After some calculation, Blyukher and Voroshilov led the survivors of several battalions guarding the mine down the mountain to surrender their weapons to the enemy.
Voroshilov was somewhat unwilling and wanted to use the surrender to get an answer, so he pressed the Austrian regimental commander who captured them:
“Are you troops from the Austrian 3rd Army Group? Weren’t the ones fighting us before the Germania 6th Army Group? Where did they go? Do they look down on us so much that they sent you to fight?”
“Behave yourselves!” That Austrian regimental commander detected the disdain in the enemy’s words and flew into a rage, first giving them a few elbow strikes to make them behave.
Then, considering everything had already happened and there was nothing left to keep secret, that Austrian regimental commander proudly said: “Do we even need the Germania 6th Army Group to deal with you?
The main force of the 6th Army Group has gone east, already counterattacking your eastern defense line!
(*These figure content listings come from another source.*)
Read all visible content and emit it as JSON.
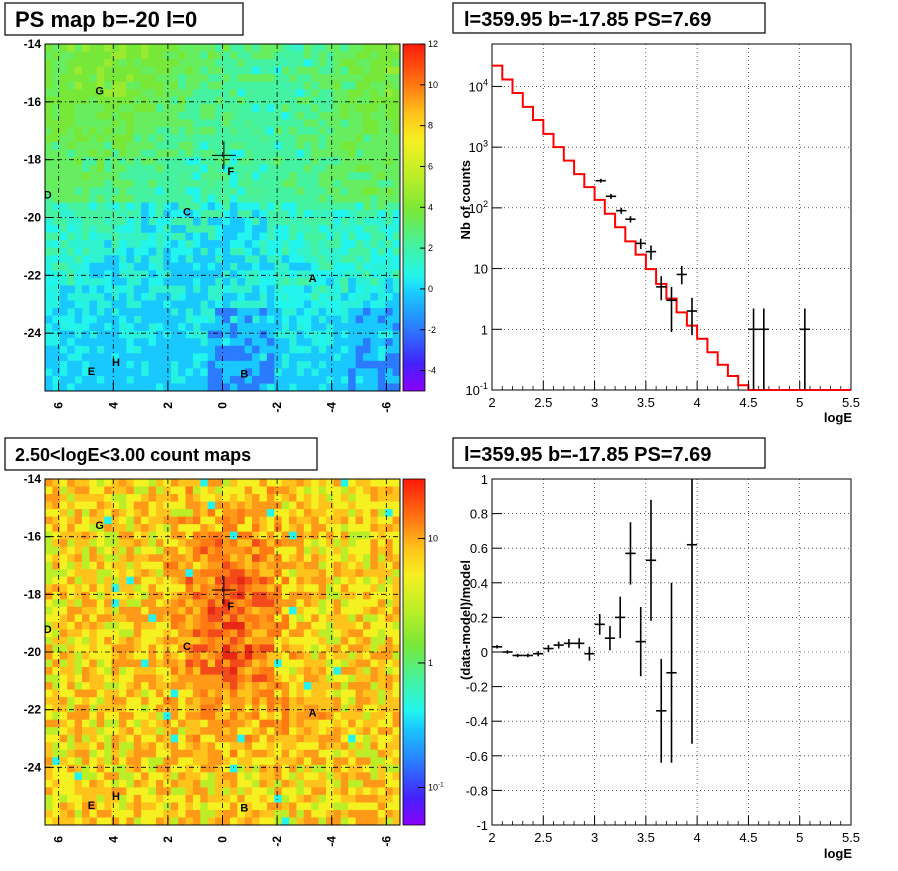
{
  "panels": {
    "ps_map": {
      "title": "PS map b=-20 l=0",
      "x_ticks": [
        "6",
        "4",
        "2",
        "0",
        "-2",
        "-4",
        "-6"
      ],
      "y_ticks": [
        "-14",
        "-16",
        "-18",
        "-20",
        "-22",
        "-24"
      ],
      "palette_ticks": [
        "12",
        "10",
        "8",
        "6",
        "4",
        "2",
        "0",
        "-2",
        "-4"
      ],
      "sources": [
        {
          "label": "G",
          "l": 4.5,
          "b": -15.6
        },
        {
          "label": "F",
          "l": -0.3,
          "b": -18.4
        },
        {
          "label": "D",
          "l": 6.4,
          "b": -19.2
        },
        {
          "label": "C",
          "l": 1.3,
          "b": -19.8
        },
        {
          "label": "A",
          "l": -3.3,
          "b": -22.1
        },
        {
          "label": "H",
          "l": 3.9,
          "b": -25.0
        },
        {
          "label": "E",
          "l": 4.8,
          "b": -25.3
        },
        {
          "label": "B",
          "l": -0.8,
          "b": -25.4
        }
      ],
      "marker": {
        "l": -0.05,
        "b": -17.85
      }
    },
    "spectrum": {
      "title": "l=359.95 b=-17.85 PS=7.69",
      "xlabel": "logE",
      "ylabel": "Nb of counts",
      "x_ticks": [
        "2",
        "2.5",
        "3",
        "3.5",
        "4",
        "4.5",
        "5",
        "5.5"
      ],
      "y_ticks": [
        {
          "base": "10",
          "exp": "-1"
        },
        {
          "base": "1",
          "exp": ""
        },
        {
          "base": "10",
          "exp": ""
        },
        {
          "base": "10",
          "exp": "2"
        },
        {
          "base": "10",
          "exp": "3"
        },
        {
          "base": "10",
          "exp": "4"
        }
      ]
    },
    "count_map": {
      "title": "2.50<logE<3.00 count maps",
      "x_ticks": [
        "6",
        "4",
        "2",
        "0",
        "-2",
        "-4",
        "-6"
      ],
      "y_ticks": [
        "-14",
        "-16",
        "-18",
        "-20",
        "-22",
        "-24"
      ],
      "palette_ticks": [
        {
          "base": "10",
          "exp": ""
        },
        {
          "base": "1",
          "exp": ""
        },
        {
          "base": "10",
          "exp": "-1"
        }
      ]
    },
    "residuals": {
      "title": "l=359.95 b=-17.85 PS=7.69",
      "xlabel": "logE",
      "ylabel": "(data-model)/model",
      "x_ticks": [
        "2",
        "2.5",
        "3",
        "3.5",
        "4",
        "4.5",
        "5",
        "5.5"
      ],
      "y_ticks": [
        "1",
        "0.8",
        "0.6",
        "0.4",
        "0.2",
        "0",
        "-0.2",
        "-0.4",
        "-0.6",
        "-0.8",
        "-1"
      ]
    }
  },
  "colors": {
    "model_line": "#ff0000",
    "data_points": "#000000",
    "grid": "#000000"
  },
  "chart_data": [
    {
      "type": "heatmap",
      "title": "PS map b=-20 l=0",
      "xlim": [
        6.5,
        -6.5
      ],
      "ylim": [
        -26,
        -14
      ],
      "zlim": [
        -5,
        12
      ],
      "grid": true,
      "description_values": "Smooth PS significance map, mostly 0-6 (cyan/green), low values (blue) near bottom"
    },
    {
      "type": "line",
      "title": "l=359.95 b=-17.85 PS=7.69",
      "xlabel": "logE",
      "ylabel": "Nb of counts",
      "xlim": [
        2,
        5.5
      ],
      "ylim": [
        0.1,
        50000
      ],
      "y_scale": "log",
      "grid": true,
      "series": [
        {
          "kind": "step",
          "x_edges": [
            2.0,
            2.1,
            2.2,
            2.3,
            2.4,
            2.5,
            2.6,
            2.7,
            2.8,
            2.9,
            3.0,
            3.1,
            3.2,
            3.3,
            3.4,
            3.5,
            3.6,
            3.7,
            3.8,
            3.9,
            4.0,
            4.1,
            4.2,
            4.3,
            4.4,
            4.5,
            4.6,
            4.7,
            4.8,
            4.9,
            5.0,
            5.1,
            5.2,
            5.3,
            5.4,
            5.5
          ],
          "values": [
            22000,
            13000,
            7800,
            4600,
            2800,
            1650,
            1000,
            600,
            360,
            220,
            135,
            80,
            48,
            28,
            17,
            9.8,
            5.6,
            3.2,
            1.9,
            1.15,
            0.7,
            0.42,
            0.26,
            0.17,
            0.12,
            0.1,
            0.1,
            0.1,
            0.1,
            0.1,
            0.1,
            0.1,
            0.1,
            0.1,
            0.1
          ]
        },
        {
          "kind": "errorbars",
          "points": [
            {
              "x": 3.06,
              "y": 280,
              "lo": 260,
              "hi": 300,
              "xerr": 0.05
            },
            {
              "x": 3.16,
              "y": 155,
              "lo": 140,
              "hi": 170,
              "xerr": 0.05
            },
            {
              "x": 3.26,
              "y": 90,
              "lo": 80,
              "hi": 100,
              "xerr": 0.05
            },
            {
              "x": 3.35,
              "y": 65,
              "lo": 57,
              "hi": 73,
              "xerr": 0.05
            },
            {
              "x": 3.45,
              "y": 26,
              "lo": 21,
              "hi": 31,
              "xerr": 0.05
            },
            {
              "x": 3.55,
              "y": 19,
              "lo": 14,
              "hi": 24,
              "xerr": 0.05
            },
            {
              "x": 3.65,
              "y": 5,
              "lo": 3,
              "hi": 7.5,
              "xerr": 0.05
            },
            {
              "x": 3.75,
              "y": 3,
              "lo": 0.9,
              "hi": 5,
              "xerr": 0.05
            },
            {
              "x": 3.85,
              "y": 8,
              "lo": 5.5,
              "hi": 11,
              "xerr": 0.05
            },
            {
              "x": 3.95,
              "y": 2,
              "lo": 0.8,
              "hi": 3.3,
              "xerr": 0.05
            },
            {
              "x": 4.55,
              "y": 1,
              "lo": 0.1,
              "hi": 2.2,
              "xerr": 0.05
            },
            {
              "x": 4.65,
              "y": 1,
              "lo": 0.1,
              "hi": 2.2,
              "xerr": 0.05
            },
            {
              "x": 5.05,
              "y": 1,
              "lo": 0.1,
              "hi": 2.2,
              "xerr": 0.05
            }
          ]
        }
      ]
    },
    {
      "type": "heatmap",
      "title": "2.50<logE<3.00 count maps",
      "xlim": [
        6.5,
        -6.5
      ],
      "ylim": [
        -26,
        -14
      ],
      "z_scale": "log",
      "zlim": [
        0.05,
        30
      ],
      "grid": true
    },
    {
      "type": "scatter",
      "title": "l=359.95 b=-17.85 PS=7.69",
      "xlabel": "logE",
      "ylabel": "(data-model)/model",
      "xlim": [
        2,
        5.5
      ],
      "ylim": [
        -1,
        1
      ],
      "grid": true,
      "points": [
        {
          "x": 2.05,
          "y": 0.03,
          "err": 0.01
        },
        {
          "x": 2.15,
          "y": 0.0,
          "err": 0.01
        },
        {
          "x": 2.25,
          "y": -0.02,
          "err": 0.01
        },
        {
          "x": 2.35,
          "y": -0.02,
          "err": 0.01
        },
        {
          "x": 2.45,
          "y": -0.01,
          "err": 0.015
        },
        {
          "x": 2.55,
          "y": 0.02,
          "err": 0.02
        },
        {
          "x": 2.65,
          "y": 0.04,
          "err": 0.02
        },
        {
          "x": 2.75,
          "y": 0.05,
          "err": 0.025
        },
        {
          "x": 2.85,
          "y": 0.05,
          "err": 0.03
        },
        {
          "x": 2.95,
          "y": -0.01,
          "err": 0.04
        },
        {
          "x": 3.05,
          "y": 0.16,
          "err": 0.06
        },
        {
          "x": 3.15,
          "y": 0.08,
          "err": 0.07
        },
        {
          "x": 3.25,
          "y": 0.2,
          "err": 0.12
        },
        {
          "x": 3.35,
          "y": 0.57,
          "err": 0.18
        },
        {
          "x": 3.45,
          "y": 0.06,
          "err": 0.2
        },
        {
          "x": 3.55,
          "y": 0.53,
          "err": 0.35
        },
        {
          "x": 3.65,
          "y": -0.34,
          "err": 0.3
        },
        {
          "x": 3.75,
          "y": -0.12,
          "err": 0.52
        },
        {
          "x": 3.95,
          "y": 0.62,
          "err": 1.15
        }
      ]
    }
  ]
}
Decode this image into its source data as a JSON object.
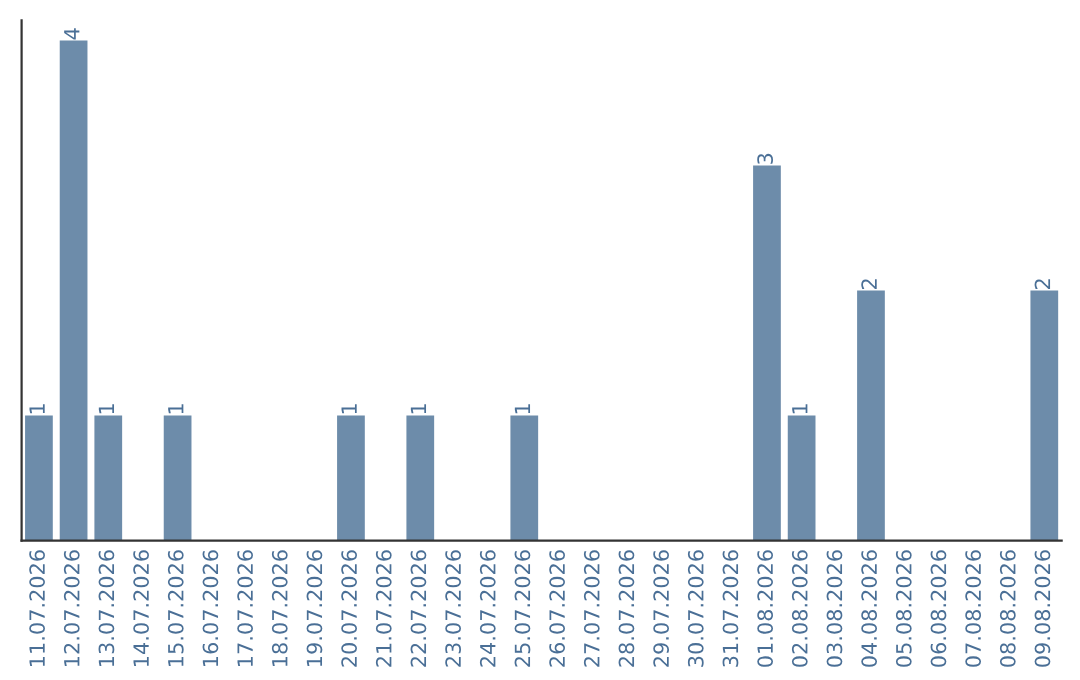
{
  "chart_data": {
    "type": "bar",
    "categories": [
      "11.07.2026",
      "12.07.2026",
      "13.07.2026",
      "14.07.2026",
      "15.07.2026",
      "16.07.2026",
      "17.07.2026",
      "18.07.2026",
      "19.07.2026",
      "20.07.2026",
      "21.07.2026",
      "22.07.2026",
      "23.07.2026",
      "24.07.2026",
      "25.07.2026",
      "26.07.2026",
      "27.07.2026",
      "28.07.2026",
      "29.07.2026",
      "30.07.2026",
      "31.07.2026",
      "01.08.2026",
      "02.08.2026",
      "03.08.2026",
      "04.08.2026",
      "05.08.2026",
      "06.08.2026",
      "07.08.2026",
      "08.08.2026",
      "09.08.2026"
    ],
    "values": [
      1,
      4,
      1,
      0,
      1,
      0,
      0,
      0,
      0,
      1,
      0,
      1,
      0,
      0,
      1,
      0,
      0,
      0,
      0,
      0,
      0,
      3,
      1,
      0,
      2,
      0,
      0,
      0,
      0,
      2
    ],
    "value_labels": [
      "1",
      "4",
      "1",
      null,
      "1",
      null,
      null,
      null,
      null,
      "1",
      null,
      "1",
      null,
      null,
      "1",
      null,
      null,
      null,
      null,
      null,
      null,
      "3",
      "1",
      null,
      "2",
      null,
      null,
      null,
      null,
      "2"
    ],
    "color": "#6d8caa",
    "grid": false,
    "tick_labels": "x"
  }
}
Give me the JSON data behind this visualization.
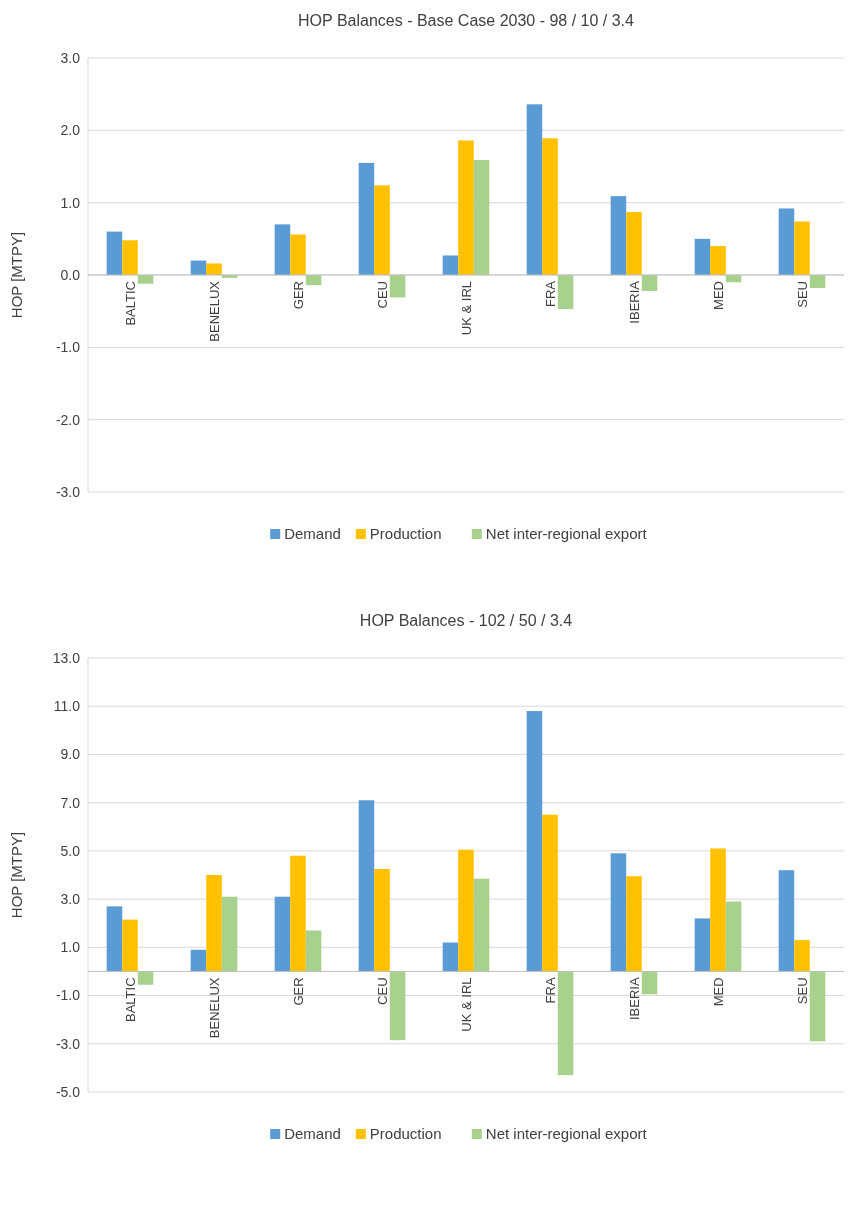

The main force of the Germania 10th Army Group has also gone west, counterattacking your western defense line!
We Austrian 3rd Army Group are handling the central frontal battlefield, pushing straight against you line by line! The main elite forces on the east and west flanks are said to have mysterious weapons as vanguard—you’re done for this time!”
Blyukher and Voroshilov listened in bewilderment, unable to understand what the enemy boasted mysterious weapon was—could it be the armored cars seen recently?
If it was just armored cars, they were still formidable but hardly mysterious.
But these questions were no longer any of their concern.
These troops had laid down their weapons, becoming the first intact units to surrender in this German-Austrian counterattack campaign.
The initial collapse of the Lusha Army surprisingly didn’t come from the pincers on the east and west lines, but from the absolute center of the entire front line—where the Lushans had counterattacked most fiercely—directly crumbling under the sudden reversal.
Krivoy Rog urban area and the entire mine area were recaptured by the German-Austrian Allied Forces within half a day of the battle starting, annihilating the 3 Lusha divisions there, 2 of which were first crippled by cannon fire, then infiltrated and encircled by the enemy, and finally just surrendered.
No struggle at all—the troops’ morale had completely collapsed.
And at the same time, Lelouch himself, with Rommel and his tank division, was on the extreme eastern line of the entire battlefield, furiously advancing northward.